I merely post this as a reminder of at least three of the blatant hypocrisies I’m sure we’re all looking forward to hearing from President Obama during State of the Union address tomorrow night, especially in light of the executive-action-heavy, “I’ve got a pen and a phone“-and-I’m-not-afraid-to-run-around-Congress attitude he’ll apparently be touting throughout: 1. That President Obama is quite partial to touting government-sponsored infrastructure projects as a perfectly wonderful method for creating lots and lots o’ jobs, but for some murky reason, private-sector ones like the Keystone XL pipeline are somehow not significant or worthwhile job creators; 2. That President Obama is fully supportive of the oil-and-gas industry and recognizes its lasting importance for our national security and economic prosperity, but is choosing to delay on a project that would help us take better advantage of our own shale revolution as well as greasing the wheels for Canada; and 3. That President Obama is super-duper eager to bridge the partisan gridlock, if only those mercilessly spiteful Republicans would let him — but when it comes to a project that already has on-the-record and overwhelming bipartisan support, he’s so oddly reluctant and obfuscatory.
You can watch the vid at RCP, but the gist of the White House’s usual putting-off is readily apparent in the same old-and-tired dialogue to which we’re all now quite jaded:
ED HENRY: On executive action, if the president wants to move quickly to create jobs why not take that pen today and approve the Keystone pipeline?
JAY CARNEY: Ed, as you know, as has been the practice for many years now of administrations of both parties, the reviews involved in an international pipeline like this, a pipeline that crosses an international boundary, are done or run by the State Department and that process continues at the State Department.
HENRY: But you would be involved in the decision.

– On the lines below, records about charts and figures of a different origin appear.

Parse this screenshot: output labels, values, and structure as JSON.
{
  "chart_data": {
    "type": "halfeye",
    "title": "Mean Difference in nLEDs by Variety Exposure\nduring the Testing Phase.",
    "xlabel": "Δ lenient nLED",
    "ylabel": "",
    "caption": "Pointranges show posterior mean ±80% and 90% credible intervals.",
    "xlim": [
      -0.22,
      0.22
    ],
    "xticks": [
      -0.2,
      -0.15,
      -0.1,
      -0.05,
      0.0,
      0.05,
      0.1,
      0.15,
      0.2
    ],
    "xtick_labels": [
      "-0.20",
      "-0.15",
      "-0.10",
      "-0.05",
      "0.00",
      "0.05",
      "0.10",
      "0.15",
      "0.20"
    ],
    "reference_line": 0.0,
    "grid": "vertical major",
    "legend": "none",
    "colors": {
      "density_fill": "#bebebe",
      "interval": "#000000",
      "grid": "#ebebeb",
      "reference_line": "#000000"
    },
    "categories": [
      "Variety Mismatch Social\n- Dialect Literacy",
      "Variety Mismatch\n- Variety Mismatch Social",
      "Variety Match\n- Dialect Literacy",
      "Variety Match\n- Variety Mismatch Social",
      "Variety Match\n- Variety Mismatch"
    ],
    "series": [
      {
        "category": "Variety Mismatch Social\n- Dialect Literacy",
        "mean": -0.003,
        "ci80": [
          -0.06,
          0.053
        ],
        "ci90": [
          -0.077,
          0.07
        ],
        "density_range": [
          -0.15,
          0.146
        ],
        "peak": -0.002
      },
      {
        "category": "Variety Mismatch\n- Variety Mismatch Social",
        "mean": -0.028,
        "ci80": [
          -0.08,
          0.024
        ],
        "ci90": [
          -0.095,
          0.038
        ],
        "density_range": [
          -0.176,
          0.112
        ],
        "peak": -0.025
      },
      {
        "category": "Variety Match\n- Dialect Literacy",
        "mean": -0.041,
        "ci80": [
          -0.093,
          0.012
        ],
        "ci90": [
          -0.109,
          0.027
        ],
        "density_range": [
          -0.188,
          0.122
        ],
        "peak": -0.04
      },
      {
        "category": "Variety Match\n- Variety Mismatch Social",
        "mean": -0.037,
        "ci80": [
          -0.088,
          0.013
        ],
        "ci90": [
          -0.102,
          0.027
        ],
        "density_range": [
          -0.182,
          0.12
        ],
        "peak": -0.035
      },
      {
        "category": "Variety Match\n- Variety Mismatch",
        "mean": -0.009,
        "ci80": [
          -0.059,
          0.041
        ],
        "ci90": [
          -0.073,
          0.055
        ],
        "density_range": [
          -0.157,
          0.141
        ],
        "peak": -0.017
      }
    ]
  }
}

The State Department handles it, but they’ve had it on their desk, for what, two years?
CARNEY: Well, what the president is doing is what his predecessors did, presidents of both parties, which is allowing the State Department to oversee a process where this pipeline is evaluated and when that process is done I’m sure we’ll be made aware of it. But what the president believes is that it’s important to maintain a process that was devised, again, and utilized by White Houses of both parties in order to assure that the right decision is made.
And etcetera, but most unfortunately for the administration, the issue is quickly turning into a bona fide campaign issue, and who knows if that kind of blather will be enough to keep it at arm’s length through the midterms. Senate Minority Leader Mitch McConnell mentioned it on Sunday as a possible issue with which the GOP would be prepared to pass a debt-ceiling hike (the better to highlight the vulnerability of a certain handful of red-state Senate Democrats up for election), and the greens, unsurprisingly, are determined to carry on with their woefully misguided campaign against it:
Green groups hope to get President Obama’s attention by parading a giant inflatable pipeline around the Capitol Tuesday before his State of the Union address.
It’s the latest push by environmental groups, including 350.org and the National Wildlife Federation, to persuade Obama to reject the controversial Keystone XL pipeline, which would carry oil sands from Canada to Gulf Coast refineries.
The 100-yard inflatable pipeline will have the message “Climate Champion or Pipeline President” scrolled across it.
“President Obama has all the information he needs to reject Keystone XL and he should do so in the State of the Union,” the groups said in a statement on Monday.